Statistical power demonstration with assumed causal mitigating effect of 50%/80%
To further examine the statistical power of the study, I artificially modified the dataset such that school closure has a 50% or 80% mitigating effect on the incidence rate per capita. On the treatment reference date (April 6) and onward, the expected incidence rate of each municipality in the treatment group was assumed to be 50%/20% that of the matched control municipality plus Poisson noise (see Supplementary document for details). The results suggested that, even with as much as 50%/80% mitigating effect, the approach in the original study might not have reached statistical significance (Figure 2). The absolute ATT for the 50% mitigating effect (Figure 2b) appears similar to what were referred to as "no effect" in the original study. ATT for the 80% mitigating effect was also statistically insignificant (Figure 2c and 2d), suggesting that the study was underpowered to find even moderate to high mitigating effects, if any. ATC estimates also yielded similarly insignificant/barely significant patterns (Figure S1).
Separation of propensity scores
I also noticed that propensity scores computed for one of the subanalyses included, inverse-probability weighting, exhibited substantial/complete “separation” (Heinze et al. 2002) and most samples were essentially lost due to the substantial imbalance in the assigned weights (Figure S2). Although separation of propensity scores can arise from overfitting, in this case it remained (while slightly ameliorated) even after addressing overfitting by Lasso regularisation (Figures S3). This indicates that the treatment assignments may have been nearly deterministic in the dataset, which can compromise the performance of quasi-experimental causal inference via “positivity violation” (Petersen et al. 2020).
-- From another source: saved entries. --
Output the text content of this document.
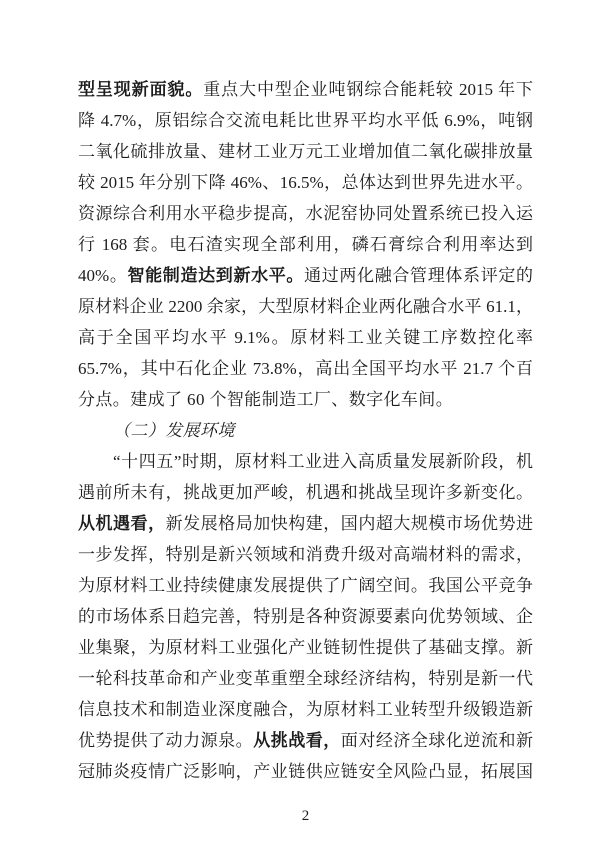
型呈现新面貌。重点大中型企业吨钢综合能耗较 2015 年下
降 4.7%，原铝综合交流电耗比世界平均水平低 6.9%，吨钢
二氧化硫排放量、建材工业万元工业增加值二氧化碳排放量
较 2015 年分别下降 46%、16.5%，总体达到世界先进水平。
资源综合利用水平稳步提高，水泥窑协同处置系统已投入运
行 168 套。电石渣实现全部利用，磷石膏综合利用率达到
40%。智能制造达到新水平。通过两化融合管理体系评定的
原材料企业 2200 余家，大型原材料企业两化融合水平 61.1，
高于全国平均水平 9.1%。原材料工业关键工序数控化率
65.7%，其中石化企业 73.8%，高出全国平均水平 21.7 个百
分点。建成了 60 个智能制造工厂、数字化车间。
（二）发展环境
“十四五”时期，原材料工业进入高质量发展新阶段，机
遇前所未有，挑战更加严峻，机遇和挑战呈现许多新变化。
从机遇看，新发展格局加快构建，国内超大规模市场优势进
一步发挥，特别是新兴领域和消费升级对高端材料的需求，
为原材料工业持续健康发展提供了广阔空间。我国公平竞争
的市场体系日趋完善，特别是各种资源要素向优势领域、企
业集聚，为原材料工业强化产业链韧性提供了基础支撑。新
一轮科技革命和产业变革重塑全球经济结构，特别是新一代
信息技术和制造业深度融合，为原材料工业转型升级锻造新
优势提供了动力源泉。从挑战看，面对经济全球化逆流和新
冠肺炎疫情广泛影响，产业链供应链安全风险凸显，拓展国
2
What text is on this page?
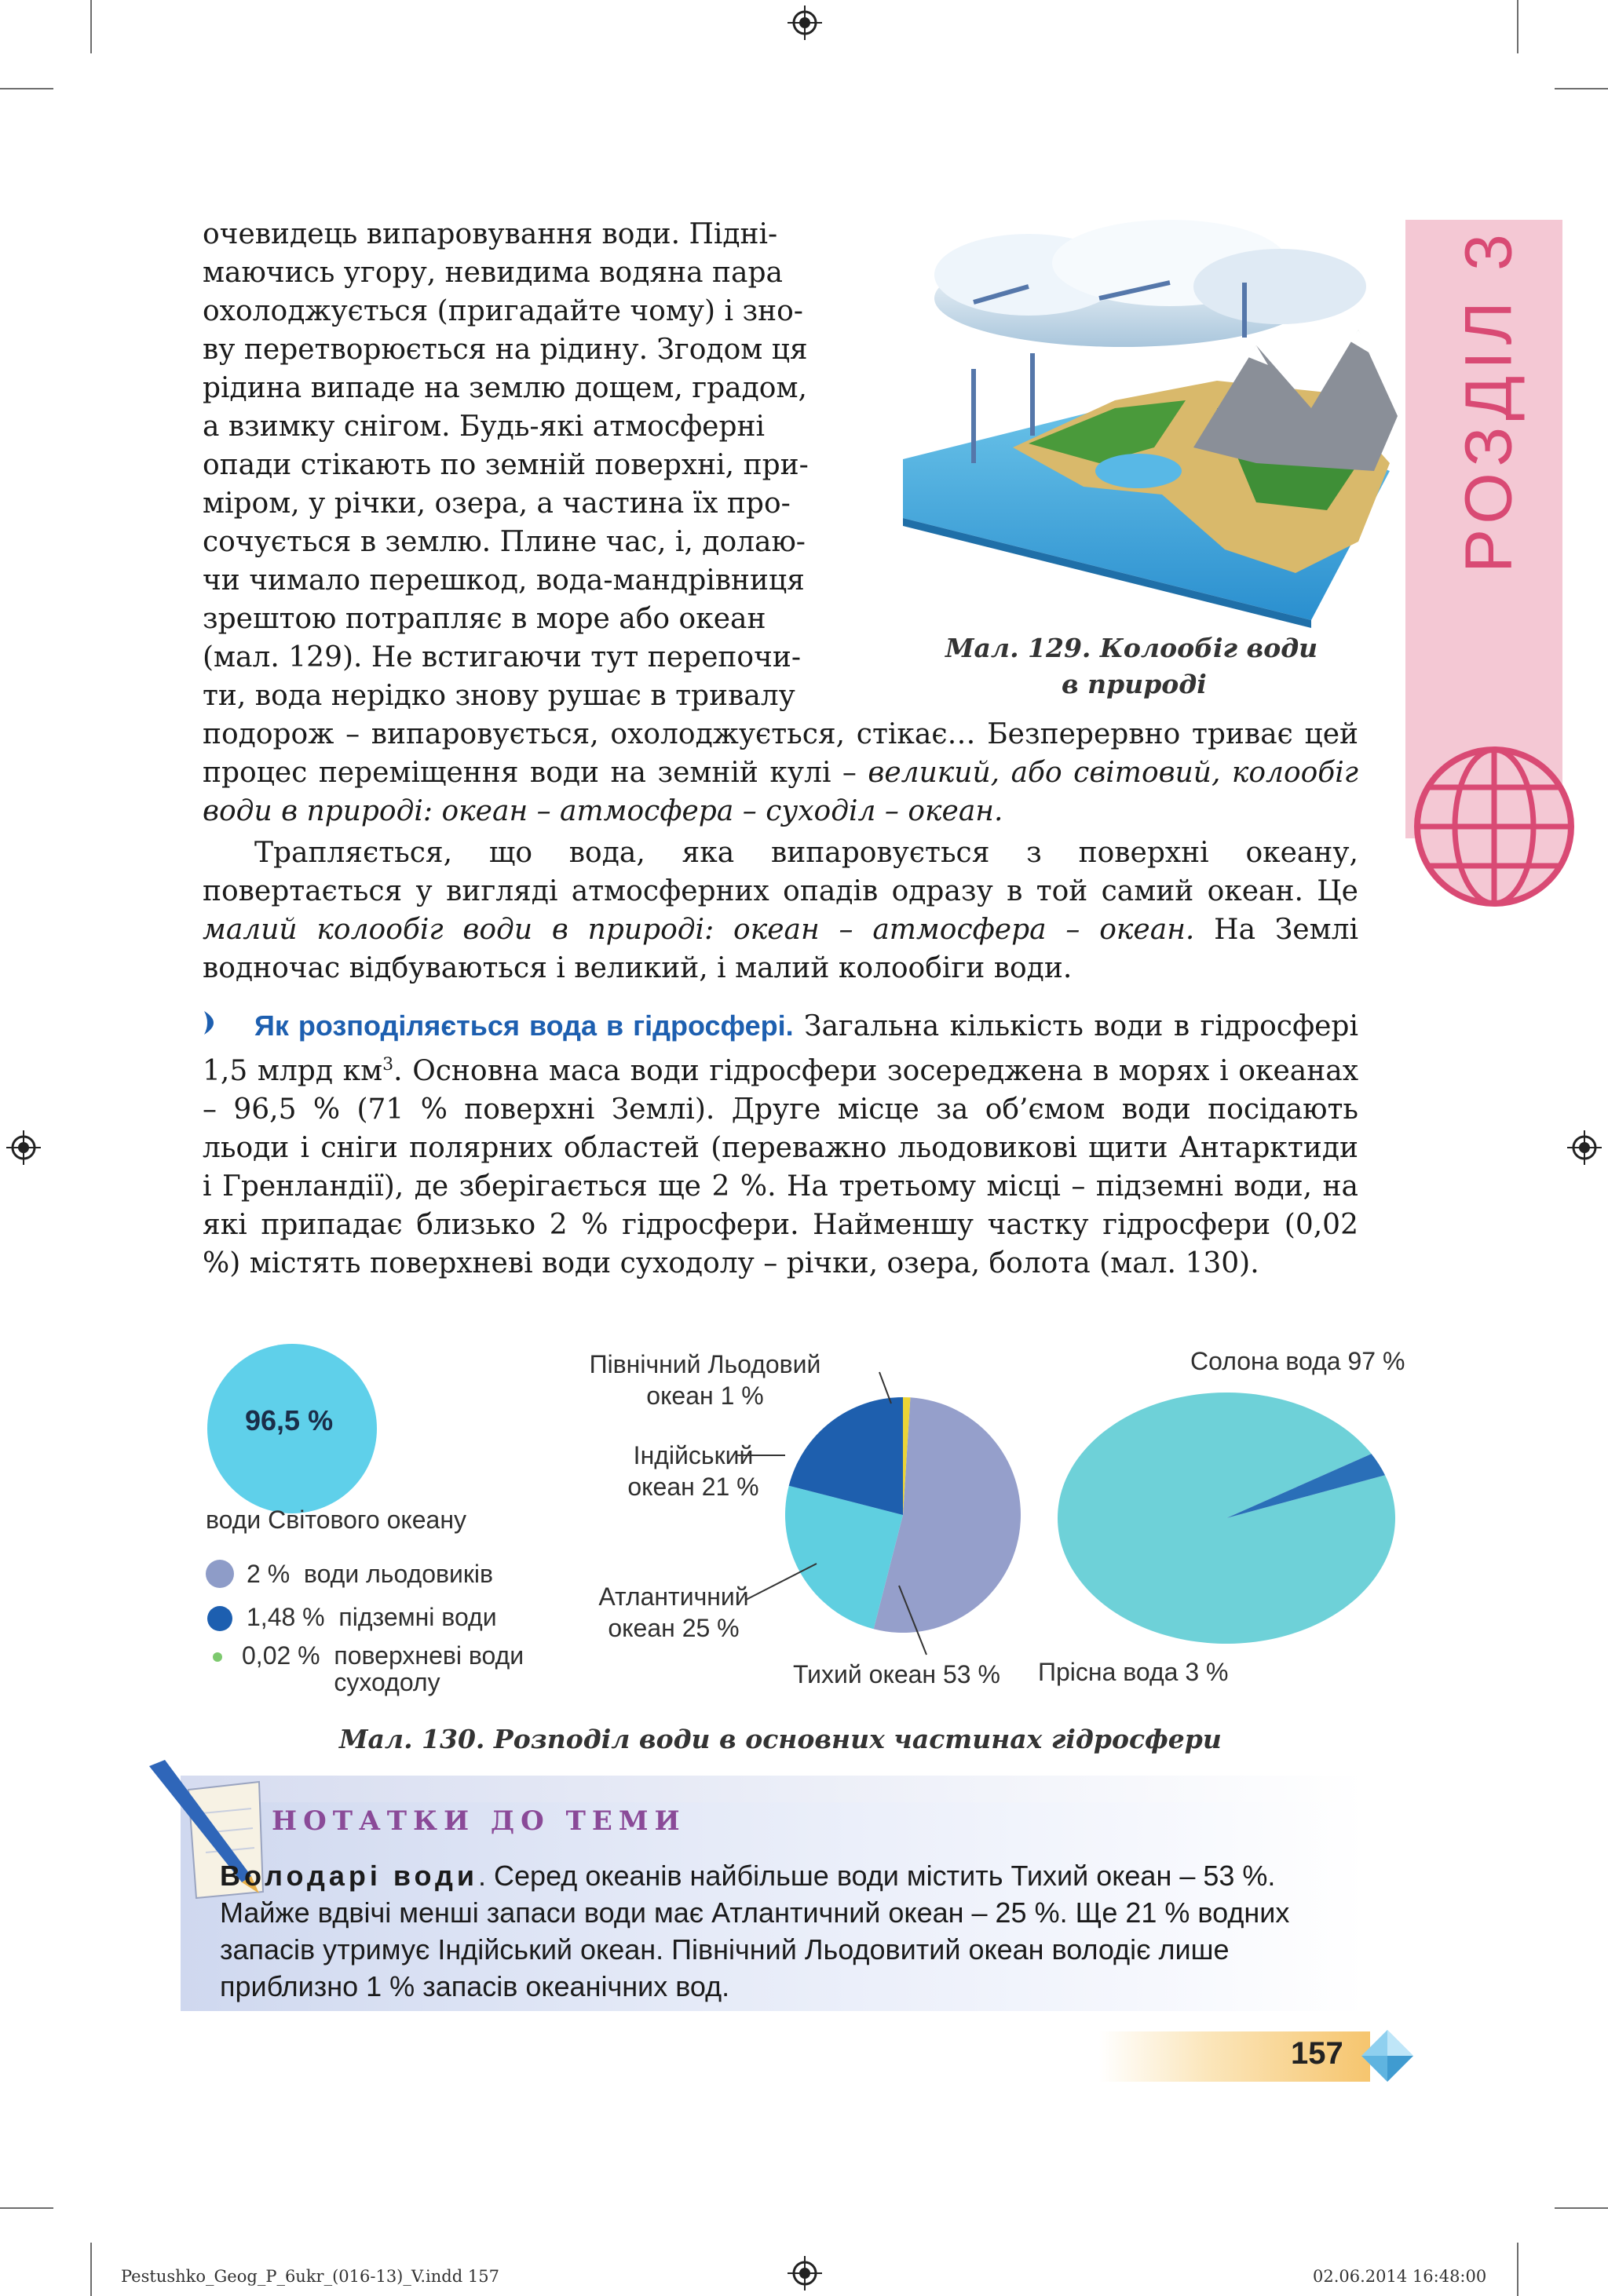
РОЗДІЛ 3
очевидець випаровування води. Підні-
маючись угору, невидима водяна пара
охолоджується (пригадайте чому) і зно-
ву перетворюється на рідину. Згодом ця
рідина випаде на землю дощем, градом,
а взимку снігом. Будь-які атмосферні
опади стікають по земній поверхні, при-
міром, у річки, озера, а частина їх про-
сочується в землю. Плине час, і, долаю-
чи чимало перешкод, вода-мандрівниця
зрештою потрапляє в море або океан
(мал. 129). Не встигаючи тут перепочи-
ти, вода нерідко знову рушає в тривалу
Мал. 129. Колообіг води
в природі
подорож – випаровується, охолоджується, стікає… Безперервно триває цей процес переміщення води на земній кулі – великий, або світовий, колообіг води в природі: океан – атмосфера – суходіл – океан.
Трапляється, що вода, яка випаровується з поверхні океану, повертається у вигляді атмосферних опадів одразу в той самий океан. Це малий колообіг води в природі: океан – атмосфера – океан. На Землі водночас відбуваються і великий, і малий колообіги води.
Як розподіляється вода в гідросфері. Загальна кількість води в гідросфері 1,5 млрд $км^3$. Основна маса води гідросфери зосереджена в морях і океанах – 96,5 % (71 % поверхні Землі). Друге місце за об’ємом води посідають льоди і сніги полярних областей (переважно льодовикові щити Антарктиди і Гренландії), де зберігається ще 2 %. На третьому місці – підземні води, на які припадає близько 2 % гідросфери. Найменшу частку гідросфери (0,02 %) містять поверхневі води суходолу – річки, озера, болота (мал. 130).
96,5 %
води Світового океану
2 % води льодовиків
1,48 % підземні води
0,02 % поверхневі води суходолу
Північний Льодовий
океан 1 %
Індійський
океан 21 %
Атлантичний
океан 25 %
Тихий океан 53 %
Солона вода 97 %
Прісна вода 3 %
Мал. 130. Розподіл води в основних частинах гідросфери
НОТАТКИ ДО ТЕМИ
Володарі води. Серед океанів найбільше води містить Тихий океан – 53 %. Майже вдвічі менші запаси води має Атлантичний океан – 25 %. Ще 21 % водних запасів утримує Індійський океан. Північний Льодовитий океан володіє лише приблизно 1 % запасів океанічних вод.
157
Pestushko_Geog_P_6ukr_(016-13)_V.indd 157	02.06.2014 16:48:00
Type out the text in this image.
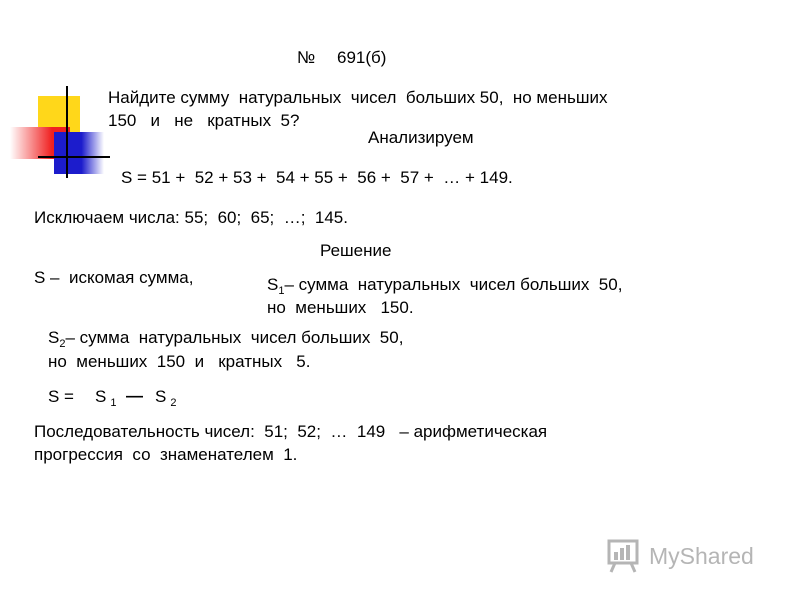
№ 691(б)
Найдите сумму  натуральных  чисел  больших 50,  но меньших
150   и   не   кратных  5?
Анализируем
S = 51 +  52 + 53 +  54 + 55 +  56 +  57 +  … + 149.
Исключаем числа: 55;  60;  65;  …;  145.
Решение
S –  искомая сумма,	$S_1-$ сумма  натуральных  чисел больших  50,
но  меньших   150.
$S_2-$ сумма  натуральных  чисел больших  50,
но  меньших  150  и   кратных   5.
S = S $_1$ — S $_2$
Последовательность чисел:  51;  52;  …  149   – арифметическая
прогрессия  со  знаменателем  1.
MyShared
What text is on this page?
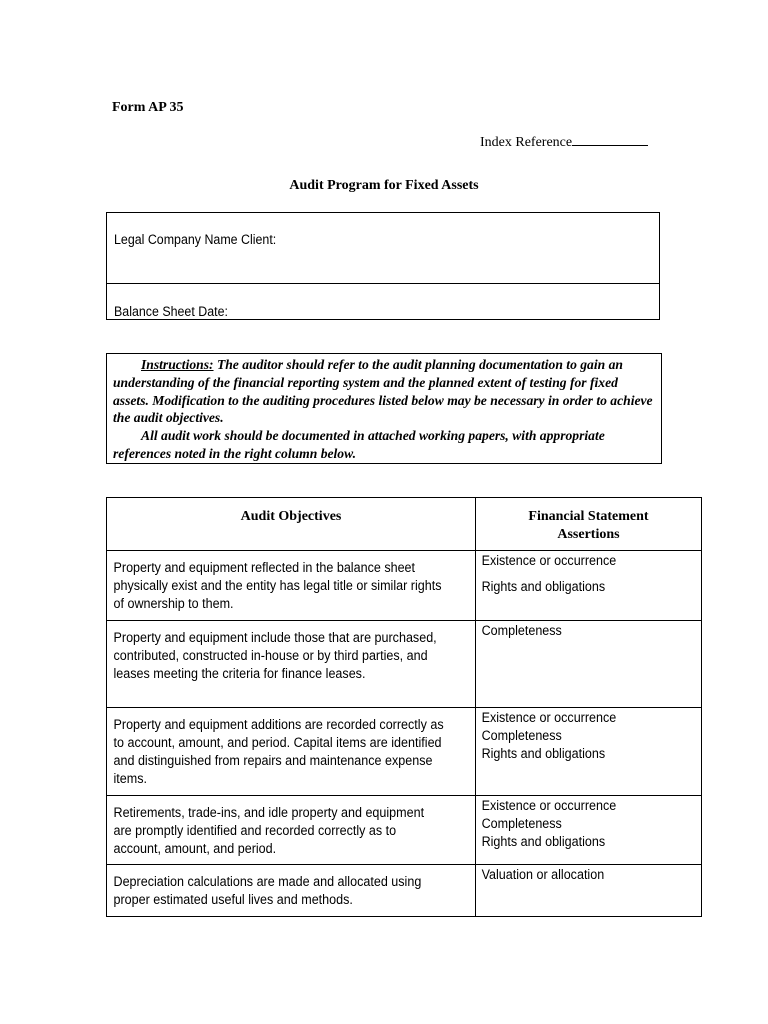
Form AP 35
Index Reference
Audit Program for Fixed Assets
Legal Company Name Client:
Balance Sheet Date:

Instructions: The auditor should refer to the audit planning documentation to gain an understanding of the financial reporting system and the planned extent of testing for fixed assets. Modification to the auditing procedures listed below may be necessary in order to achieve the audit objectives.

All audit work should be documented in attached working papers, with appropriate references noted in the right column below.

Audit Objectives	Financial Statement Assertions

Property and equipment reflected in the balance sheet physically exist and the entity has legal title or similar rights of ownership to them.	Existence or occurrence
Rights and obligations

Property and equipment include those that are purchased, contributed, constructed in-house or by third parties, and leases meeting the criteria for finance leases.	Completeness

Property and equipment additions are recorded correctly as to account, amount, and period. Capital items are identified and distinguished from repairs and maintenance expense items.	Existence or occurrence
Completeness
Rights and obligations

Retirements, trade-ins, and idle property and equipment are promptly identified and recorded correctly as to account, amount, and period.	Existence or occurrence
Completeness
Rights and obligations

Depreciation calculations are made and allocated using proper estimated useful lives and methods.	Valuation or allocation
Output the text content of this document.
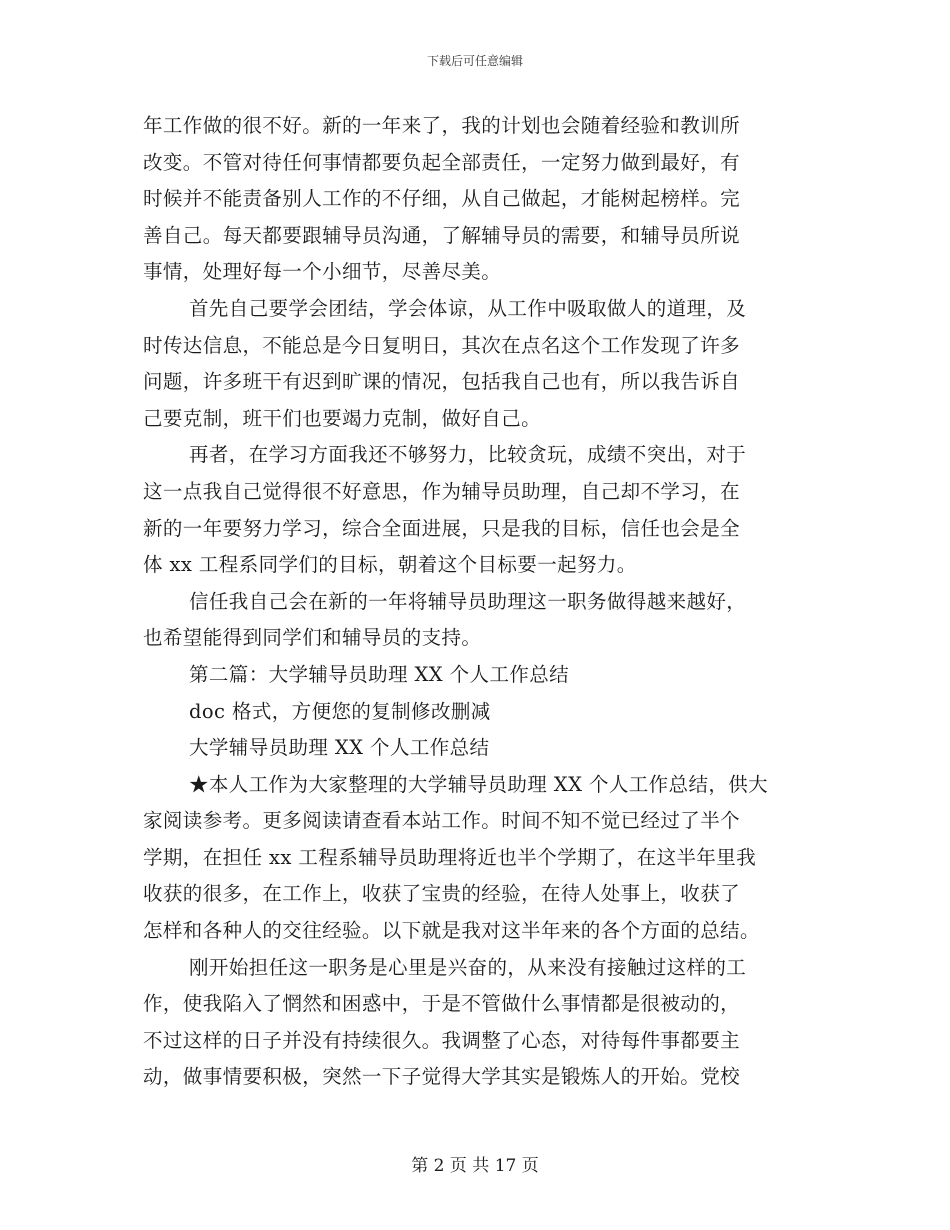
下载后可任意编辑
年工作做的很不好。新的一年来了，我的计划也会随着经验和教训所
改变。不管对待任何事情都要负起全部责任，一定努力做到最好，有
时候并不能责备别人工作的不仔细，从自己做起，才能树起榜样。完
善自己。每天都要跟辅导员沟通，了解辅导员的需要，和辅导员所说
事情，处理好每一个小细节，尽善尽美。
首先自己要学会团结，学会体谅，从工作中吸取做人的道理，及
时传达信息，不能总是今日复明日，其次在点名这个工作发现了许多
问题，许多班干有迟到旷课的情况，包括我自己也有，所以我告诉自
己要克制，班干们也要竭力克制，做好自己。
再者，在学习方面我还不够努力，比较贪玩，成绩不突出，对于
这一点我自己觉得很不好意思，作为辅导员助理，自己却不学习，在
新的一年要努力学习，综合全面进展，只是我的目标，信任也会是全
体 xx 工程系同学们的目标，朝着这个目标要一起努力。
信任我自己会在新的一年将辅导员助理这一职务做得越来越好，
也希望能得到同学们和辅导员的支持。
第二篇：大学辅导员助理 XX 个人工作总结
doc 格式，方便您的复制修改删减
大学辅导员助理 XX 个人工作总结
★本人工作为大家整理的大学辅导员助理 XX 个人工作总结，供大
家阅读参考。更多阅读请查看本站工作。时间不知不觉已经过了半个
学期，在担任 xx 工程系辅导员助理将近也半个学期了，在这半年里我
收获的很多，在工作上，收获了宝贵的经验，在待人处事上，收获了
怎样和各种人的交往经验。以下就是我对这半年来的各个方面的总结。
刚开始担任这一职务是心里是兴奋的，从来没有接触过这样的工
作，使我陷入了惘然和困惑中，于是不管做什么事情都是很被动的，
不过这样的日子并没有持续很久。我调整了心态，对待每件事都要主
动，做事情要积极，突然一下子觉得大学其实是锻炼人的开始。党校
第 2 页 共 17 页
The authors did not use propensity scores in the Mahalanobis distance-based genetic matching for the main analysis as opposed to the general recommendation (Diamond and Sekhon, 2012)[1]. This means that the covariates that strongly determined the treatment assignment may not have received large weights (and therefore were not prioritised) in the matching process, which could leave bias arising from these potential confounders unadjusted for[2]. The robustness to this concern could be assessed by computing ESS from another genetic matching including propensity scores and a calliper (to ensure the matched pairs have sufficiently similar features).
[1] The authors cite King and Nielsen, 2029 as a reason not to use propensity scores; however, King and Nielsen clarify that their criticism is specifically towards propensity score matching and does not necessarily apply to use of propensity scores in other methods including genetic matching.
[2] For example, many regression coefficients for prefecture dummy variables had large values (~5 or larger) in the Lasso regularised model, whereas 236 out of 483 matched pairs of municipalities in the main analysis for April 6 had their prefecture dummy variables unmatched for.